The last Roman successor state in the West (the Kingdom of Gwynedd: its boundaries always shifted about, but it covered most of North Wales most of the time) fell in 1283 and the last Roman successor state in the East (the Duchy of the Archipelago: essentially the Cyclades) fell in 1579. Some people would not count the Duchy of the Archipelago as it was created by Venetian adventurers/pirates during the general chaos following the Fourth Crusade, in which case the answer would be the Principality of Theodoro (a tiny Gothic-speaking slice of southern Crimea that was nominally attached to the equally tiny Empire of Trebizond) which fell in 1475. None of these places were fully sovereign all of the time by a modern understanding of the term, but that's not really important: what matters is that they were all clearly defined polities. Anyway, there's nothing afterwards.
HRE could be considered a revival of the Western Roman Empire, just as the Russian Federation could be considered a revival of the Russian Empire, in my eyes.
I was going to make a comment joking about how the answer is clearly Germany because of the HRE -> Confederation of the Rhine -> North German Confederation -> Germany succession, but it’s less funny when there’s people in thread actually claiming that the HRE was a successor of the Roman Empire.
It used the Roman language, practiced the Roman religion, and was considered to be Roman by the people who lived in and around it. That doesn’t mean it has to be a successor state, but I could see an interpretation of the terms “successor state” and of historical analysis at the time to determine that maybe it was.
All those statements have big asterisks attached though.
The vernacular was not a Roman language in most of the HRE. Most of the common people did not speak Latin-derived languages, and essentially none of them actually knew Latin. The Church used it, and laws and literature were typically written in Latin, but that was the case in all of Western Europe at that time. Writing in the vernacular was pretty uncommon until the early modern period, if I remember correctly.
The did practice Catholicism, but again, that wasn't unique to them. At the founding of the HRE they weren’t the only Catholic nation in Western Europe, let alone Europe as a whole. You also have to consider that by the end of the HRE’s existence a significant portion of it was Protestant.

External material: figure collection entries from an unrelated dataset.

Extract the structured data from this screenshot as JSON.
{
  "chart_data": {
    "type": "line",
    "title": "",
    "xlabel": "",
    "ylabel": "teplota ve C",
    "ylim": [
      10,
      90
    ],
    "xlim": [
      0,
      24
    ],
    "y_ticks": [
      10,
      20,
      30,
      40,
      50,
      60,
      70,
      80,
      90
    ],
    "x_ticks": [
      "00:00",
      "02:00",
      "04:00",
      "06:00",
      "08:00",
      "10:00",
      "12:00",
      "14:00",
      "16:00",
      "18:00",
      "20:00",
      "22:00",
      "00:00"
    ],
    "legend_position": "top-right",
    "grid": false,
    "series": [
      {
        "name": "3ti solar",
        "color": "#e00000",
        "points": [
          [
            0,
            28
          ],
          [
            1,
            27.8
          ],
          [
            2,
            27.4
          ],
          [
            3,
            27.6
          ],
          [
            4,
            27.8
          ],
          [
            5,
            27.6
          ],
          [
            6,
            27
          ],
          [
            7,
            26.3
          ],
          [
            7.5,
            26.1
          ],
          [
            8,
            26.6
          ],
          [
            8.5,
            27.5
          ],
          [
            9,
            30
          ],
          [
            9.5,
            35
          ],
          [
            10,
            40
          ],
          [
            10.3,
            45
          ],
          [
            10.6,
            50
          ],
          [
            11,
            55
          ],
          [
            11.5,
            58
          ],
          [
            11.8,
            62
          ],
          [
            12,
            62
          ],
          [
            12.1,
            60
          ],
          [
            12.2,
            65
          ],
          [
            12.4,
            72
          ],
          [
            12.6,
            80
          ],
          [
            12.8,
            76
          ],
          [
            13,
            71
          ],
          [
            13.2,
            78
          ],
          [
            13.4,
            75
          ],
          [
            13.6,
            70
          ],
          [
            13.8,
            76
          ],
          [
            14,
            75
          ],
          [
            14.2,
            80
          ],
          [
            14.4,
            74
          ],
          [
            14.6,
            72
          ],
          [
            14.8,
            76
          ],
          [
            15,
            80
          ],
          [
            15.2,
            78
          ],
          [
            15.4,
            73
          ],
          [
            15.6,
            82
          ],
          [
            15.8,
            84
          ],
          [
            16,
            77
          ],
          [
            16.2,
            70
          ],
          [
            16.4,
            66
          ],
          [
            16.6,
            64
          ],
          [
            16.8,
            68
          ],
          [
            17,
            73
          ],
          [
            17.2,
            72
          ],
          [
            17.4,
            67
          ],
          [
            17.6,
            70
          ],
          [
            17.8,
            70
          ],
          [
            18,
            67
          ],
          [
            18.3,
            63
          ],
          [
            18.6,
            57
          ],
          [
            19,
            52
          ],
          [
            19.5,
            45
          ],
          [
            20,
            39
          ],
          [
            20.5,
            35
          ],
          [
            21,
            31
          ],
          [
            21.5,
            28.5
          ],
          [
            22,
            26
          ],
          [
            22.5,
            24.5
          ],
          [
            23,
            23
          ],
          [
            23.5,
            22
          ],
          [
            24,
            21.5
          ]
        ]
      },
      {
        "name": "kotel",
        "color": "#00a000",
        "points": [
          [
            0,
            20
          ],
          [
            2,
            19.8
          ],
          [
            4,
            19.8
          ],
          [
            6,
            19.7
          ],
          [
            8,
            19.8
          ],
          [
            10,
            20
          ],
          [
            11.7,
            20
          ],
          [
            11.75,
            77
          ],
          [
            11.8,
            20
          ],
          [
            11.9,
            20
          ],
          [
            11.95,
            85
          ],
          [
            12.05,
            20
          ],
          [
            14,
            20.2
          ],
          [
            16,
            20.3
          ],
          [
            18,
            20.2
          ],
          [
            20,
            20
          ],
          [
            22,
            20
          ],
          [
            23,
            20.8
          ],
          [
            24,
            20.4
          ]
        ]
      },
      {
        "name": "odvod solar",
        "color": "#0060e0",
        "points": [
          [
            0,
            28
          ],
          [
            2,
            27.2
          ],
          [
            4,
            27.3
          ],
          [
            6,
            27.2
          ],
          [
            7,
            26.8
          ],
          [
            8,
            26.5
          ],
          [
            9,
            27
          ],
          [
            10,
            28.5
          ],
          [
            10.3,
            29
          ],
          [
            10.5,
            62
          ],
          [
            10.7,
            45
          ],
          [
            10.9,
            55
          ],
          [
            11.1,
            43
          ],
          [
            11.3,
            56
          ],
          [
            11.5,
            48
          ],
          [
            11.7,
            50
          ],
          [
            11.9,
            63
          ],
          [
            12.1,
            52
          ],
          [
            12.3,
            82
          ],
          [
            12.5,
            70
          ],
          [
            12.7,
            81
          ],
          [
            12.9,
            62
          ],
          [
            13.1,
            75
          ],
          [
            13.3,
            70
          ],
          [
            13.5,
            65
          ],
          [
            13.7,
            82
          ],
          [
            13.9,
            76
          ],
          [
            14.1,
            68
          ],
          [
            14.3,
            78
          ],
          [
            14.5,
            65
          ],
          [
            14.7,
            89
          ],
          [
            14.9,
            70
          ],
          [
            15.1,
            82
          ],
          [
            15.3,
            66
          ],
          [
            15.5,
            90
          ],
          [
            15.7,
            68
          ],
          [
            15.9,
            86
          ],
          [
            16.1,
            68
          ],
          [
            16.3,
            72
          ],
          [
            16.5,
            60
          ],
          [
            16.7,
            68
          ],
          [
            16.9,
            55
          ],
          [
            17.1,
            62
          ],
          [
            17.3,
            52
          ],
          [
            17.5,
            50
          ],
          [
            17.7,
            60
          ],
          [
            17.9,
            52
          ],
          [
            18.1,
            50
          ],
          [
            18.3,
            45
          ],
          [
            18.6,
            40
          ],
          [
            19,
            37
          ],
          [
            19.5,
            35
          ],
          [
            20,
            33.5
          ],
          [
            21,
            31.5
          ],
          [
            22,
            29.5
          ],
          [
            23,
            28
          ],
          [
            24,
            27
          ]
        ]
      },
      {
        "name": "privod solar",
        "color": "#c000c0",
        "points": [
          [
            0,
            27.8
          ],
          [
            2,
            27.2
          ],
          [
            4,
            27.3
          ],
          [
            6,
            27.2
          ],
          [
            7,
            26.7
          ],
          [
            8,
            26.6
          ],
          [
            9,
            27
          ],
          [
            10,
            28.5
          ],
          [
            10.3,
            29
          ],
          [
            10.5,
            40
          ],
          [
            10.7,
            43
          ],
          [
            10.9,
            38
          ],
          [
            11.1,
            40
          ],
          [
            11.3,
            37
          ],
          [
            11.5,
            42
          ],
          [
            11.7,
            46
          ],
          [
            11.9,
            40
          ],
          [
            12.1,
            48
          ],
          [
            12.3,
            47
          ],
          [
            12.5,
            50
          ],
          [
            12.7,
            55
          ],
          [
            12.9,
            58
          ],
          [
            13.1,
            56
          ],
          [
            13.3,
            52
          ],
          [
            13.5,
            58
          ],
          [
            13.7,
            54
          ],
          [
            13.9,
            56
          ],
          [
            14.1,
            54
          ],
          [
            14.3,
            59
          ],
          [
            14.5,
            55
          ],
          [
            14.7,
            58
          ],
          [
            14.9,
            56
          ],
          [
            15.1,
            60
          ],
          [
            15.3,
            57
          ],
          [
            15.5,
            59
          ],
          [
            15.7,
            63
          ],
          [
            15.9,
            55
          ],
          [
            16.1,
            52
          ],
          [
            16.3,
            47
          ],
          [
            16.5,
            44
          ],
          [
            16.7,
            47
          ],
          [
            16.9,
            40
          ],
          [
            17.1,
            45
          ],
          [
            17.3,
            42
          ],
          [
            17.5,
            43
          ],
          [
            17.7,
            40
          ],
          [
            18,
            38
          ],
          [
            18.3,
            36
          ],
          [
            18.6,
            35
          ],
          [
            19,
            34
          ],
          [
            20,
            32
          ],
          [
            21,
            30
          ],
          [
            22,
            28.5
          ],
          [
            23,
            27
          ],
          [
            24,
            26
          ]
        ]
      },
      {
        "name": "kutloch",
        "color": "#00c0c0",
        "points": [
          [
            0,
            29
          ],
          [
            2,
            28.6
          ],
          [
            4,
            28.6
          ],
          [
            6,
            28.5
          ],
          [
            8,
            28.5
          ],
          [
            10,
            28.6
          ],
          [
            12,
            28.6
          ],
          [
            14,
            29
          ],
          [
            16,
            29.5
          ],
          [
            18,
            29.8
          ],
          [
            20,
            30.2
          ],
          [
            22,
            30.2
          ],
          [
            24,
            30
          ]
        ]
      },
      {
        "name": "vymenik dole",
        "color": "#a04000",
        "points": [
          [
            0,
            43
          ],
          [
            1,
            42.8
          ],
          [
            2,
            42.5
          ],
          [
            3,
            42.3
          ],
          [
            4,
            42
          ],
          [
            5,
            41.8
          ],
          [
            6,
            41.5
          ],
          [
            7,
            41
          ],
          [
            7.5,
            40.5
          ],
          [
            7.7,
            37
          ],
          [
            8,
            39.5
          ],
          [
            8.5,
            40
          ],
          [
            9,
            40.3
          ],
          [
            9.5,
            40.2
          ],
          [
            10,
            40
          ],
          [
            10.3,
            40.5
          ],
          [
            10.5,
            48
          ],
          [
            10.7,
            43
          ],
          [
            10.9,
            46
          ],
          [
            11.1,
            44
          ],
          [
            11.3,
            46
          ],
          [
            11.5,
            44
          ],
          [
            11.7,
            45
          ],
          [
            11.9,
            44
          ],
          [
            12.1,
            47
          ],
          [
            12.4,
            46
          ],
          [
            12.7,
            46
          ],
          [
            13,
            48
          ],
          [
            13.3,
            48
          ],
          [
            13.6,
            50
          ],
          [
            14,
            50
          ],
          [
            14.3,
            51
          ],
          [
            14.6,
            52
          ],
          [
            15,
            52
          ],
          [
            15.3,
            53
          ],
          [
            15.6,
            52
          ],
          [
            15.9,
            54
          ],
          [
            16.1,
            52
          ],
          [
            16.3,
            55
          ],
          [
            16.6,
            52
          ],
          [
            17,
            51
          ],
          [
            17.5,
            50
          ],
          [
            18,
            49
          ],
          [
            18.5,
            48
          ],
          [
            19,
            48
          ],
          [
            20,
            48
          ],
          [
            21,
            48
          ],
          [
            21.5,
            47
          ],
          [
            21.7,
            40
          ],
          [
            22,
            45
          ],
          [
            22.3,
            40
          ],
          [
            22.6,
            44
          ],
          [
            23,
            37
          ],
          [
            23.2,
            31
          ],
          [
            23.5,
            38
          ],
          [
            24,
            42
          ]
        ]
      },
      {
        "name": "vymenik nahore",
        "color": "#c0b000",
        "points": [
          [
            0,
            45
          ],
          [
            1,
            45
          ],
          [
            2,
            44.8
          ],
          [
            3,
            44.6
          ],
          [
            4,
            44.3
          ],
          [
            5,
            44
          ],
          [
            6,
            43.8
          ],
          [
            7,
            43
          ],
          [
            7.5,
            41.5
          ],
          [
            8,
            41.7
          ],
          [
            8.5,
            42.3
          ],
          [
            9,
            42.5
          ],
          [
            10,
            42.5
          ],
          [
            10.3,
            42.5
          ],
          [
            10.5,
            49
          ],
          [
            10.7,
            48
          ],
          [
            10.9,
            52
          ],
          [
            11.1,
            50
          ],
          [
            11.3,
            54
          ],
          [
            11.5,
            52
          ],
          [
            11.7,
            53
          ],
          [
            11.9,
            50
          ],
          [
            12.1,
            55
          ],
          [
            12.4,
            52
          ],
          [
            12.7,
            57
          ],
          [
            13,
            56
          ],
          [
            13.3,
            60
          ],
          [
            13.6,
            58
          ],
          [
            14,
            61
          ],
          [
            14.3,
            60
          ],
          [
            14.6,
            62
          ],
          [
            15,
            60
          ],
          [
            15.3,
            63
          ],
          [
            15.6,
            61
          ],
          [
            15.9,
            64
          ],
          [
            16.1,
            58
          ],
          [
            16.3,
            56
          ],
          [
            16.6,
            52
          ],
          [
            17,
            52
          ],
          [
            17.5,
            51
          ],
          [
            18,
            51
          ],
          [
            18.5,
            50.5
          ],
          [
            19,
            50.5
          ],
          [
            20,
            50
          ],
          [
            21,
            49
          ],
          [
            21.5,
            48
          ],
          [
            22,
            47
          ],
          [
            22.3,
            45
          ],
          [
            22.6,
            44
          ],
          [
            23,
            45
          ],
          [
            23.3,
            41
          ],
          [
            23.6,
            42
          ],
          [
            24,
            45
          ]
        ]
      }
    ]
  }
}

When it comes to recognition, again, there’s a lot to be debated. Their claim was far from universally accepted even at the time, but that’s an issue I won’t pretend to know much about (maybe one of our more historically-knowledgeable posters could weigh in on this one).
I suppose one could interpret the term “successor state” widely enough to include the HRE as a successor state to the Roman Empire, but at that point the term is so general that it’s almost useless. They’re two very different states at the end of the day. I think the whole question is a silly one. Rome has no successor. It’s gone. A lot of their innovations and culture live on in various ways, but the Roman state has been completely dead for centuries.